Испытанному читателю Сорокина-1 и Сорокина-2 трудно принять эту новую форму двойного жеста. Сорокину-3 явно чего-то не хватает. Однако сам Сорокин предвидел и это – уже в «Голубом сале». Там Хрущев объясняет Сталину, что в книге, которую они обсуждают, что-то не так. Эта книга – произведение клона Солженицына «Один день Ивана (Леопольдовича) Денисо́вича», однако высказанное суждение может быть применено и к Сорокину-3: «…там описаны какие-то невинные детские сношения. Нет ни ебли в печень, ни говноебания, ни подкожной ебли»[121].
Удивительные несовпадения
Какова взаимосвязь крушения языковых норм в 1990-е годы и того смещения поэтики, которое мы назвали переходом от Сорокина-1 к Сорокину-3? Достаточно очевидно, что в 1990-е Сорокин писал значительно меньше, чем раньше[122]. Он сам признал в 1992 году, что «выработал рудник» и «взял паузу» после «Сердец четырех»[123]. В 1990-е он сосредоточился на пьесах и фильмах и вернулся к роману только в 1999 году, написав «Голубое сало».
Таким образом, элитистский автор позволил себе отойти от нарушения норм в то время, когда в языковой реальности этот процесс еще набирал обороты. И массовая реакция на деструкцию поэтики пришла после того, как один из ее прежних провозвестников, «новый Сорокин», преодолел элитистскую поэтику шока. Когда массовый читатель узнал о сорокинской поэтике нарушения норм (благодаря его камео-появлению в шоу «За стеклом» в 2001 году и нападкам «Идущих вместе» в 2002-м), постдеструктивная тенденция уже была хорошо ощутима в его произведениях. Таким образом, тенденции в поэтике одного из самых ранних и самых радикальных нарушителей норм, неоавангардного писателя Сорокина, в действительности никогда не совпадали с развитием массовой культуры и сдвигами в языковой реальности. Он предвидел крушение норм, но обвинения в его адрес прозвучали лишь после того, как он уже ушел вперед и работал в иной сфере.
© А. Степанов, перевод с английского, 2018
Сорокин и рождение новой русской литературы
В начале 1920-х годов Виктор Шкловский сформулировал ключевой закон литературного развития: «наследование при смене литературных школ идет не от отца к сыну, а от дяди к племяннику». Поясняя эту аналогию, он утверждал, что «в каждую литературную эпоху существует не одна, а несколько литературных школ. Они существуют в литературе одновременно, причем одна из них представляет ее канонизированный гребень.
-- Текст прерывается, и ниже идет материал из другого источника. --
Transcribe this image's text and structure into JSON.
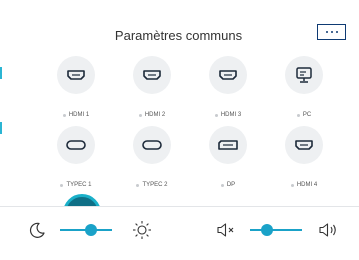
{
  "title": "Paramètres communs",
  "sources": [
    {
      "label": "HDMI 1",
      "icon": "hdmi-icon"
    },
    {
      "label": "HDMI 2",
      "icon": "hdmi-icon"
    },
    {
      "label": "HDMI 3",
      "icon": "hdmi-icon"
    },
    {
      "label": "PC",
      "icon": "monitor-icon"
    },
    {
      "label": "TYPEC 1",
      "icon": "usb-c-icon"
    },
    {
      "label": "TYPEC 2",
      "icon": "usb-c-icon"
    },
    {
      "label": "DP",
      "icon": "displayport-icon"
    },
    {
      "label": "HDMI 4",
      "icon": "hdmi-icon"
    }
  ],
  "brightness": {
    "min_icon": "moon-icon",
    "max_icon": "sun-icon",
    "level_fraction": 0.6
  },
  "volume": {
    "mute_icon": "speaker-mute-icon",
    "max_icon": "speaker-loud-icon",
    "level_fraction": 0.3
  },
  "colors": {
    "accent": "#1aa2c8",
    "more_border": "#0e3a73"
  }
}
Другие существуют неканонизированно, глухо». Развитие идет через взрыв «младшей линии», которая «врывается на место старшей». Линии сменяют одна другую, и «побежденная линия не уничтожается, не перестает существовать. Она только сбивается с гребня, уходит вниз гулять под паром и снова может воскреснуть, являясь вечным претендентом на престол». Однако и линия-победитель («гегемон») «не является восстановлением прежней формы, а осложнена присутствием черт других младших школ, да и чертами, унаследованными от своей предшественницы по престолу, но уже в служебной роли»[124].
Обратим внимание на то, что определяющим в метафоре Шкловского является наличие/отсутствие канона («канонизированный гребень» / «неканоничность»). Подобно тому как соцреализм родился на пересечении классической русской литературы, символизма и авангарда, новая русская литература родилась из неофициальной литературы, позиционировавшей себя как нечто внешнее по отношению к литературному канону, каковым в советское время был соцреализм и его дериваты (в широком жанровом, стилевом и идеологическом спектре).
Поэтому в позднесоветскую эпоху новая литература не могла не формироваться главным образом через полемическое позиционирование к соцреалистическому канону, который после смерти Сталина был ослаблен. Неудивительно, что и на протяжении большей части времени, прошедшего после коллапса Советского Союза, новая русская литература продолжала оставаться постсоветской par excellence. В ее центре находилась развивающаяся в новых условиях неподцензурная позднесоветская литература. При всей широте диапазона входивших в нее направлений – от авторов и групп, опиравшихся на постмодернистские стратегии, до тех, кто работал в русле традиционных конвенций, – главное, что ее объединяло, была апелляция к советскому прошлому. В той мере, в какой это прошлое продолжало оставаться источником притяжения/отталкивания, доменом новой образности, генератором бесконечной стилевой игры, эта литература оставалась постсоветской: советскость была не просто одним из ее компонентов, но настоящим центром поздне- и постсоветского литературного воображаемого. В сущности, литература продолжала переработку советского мира/мифа, который оставался одновременно точкой отталкивания и магнитом.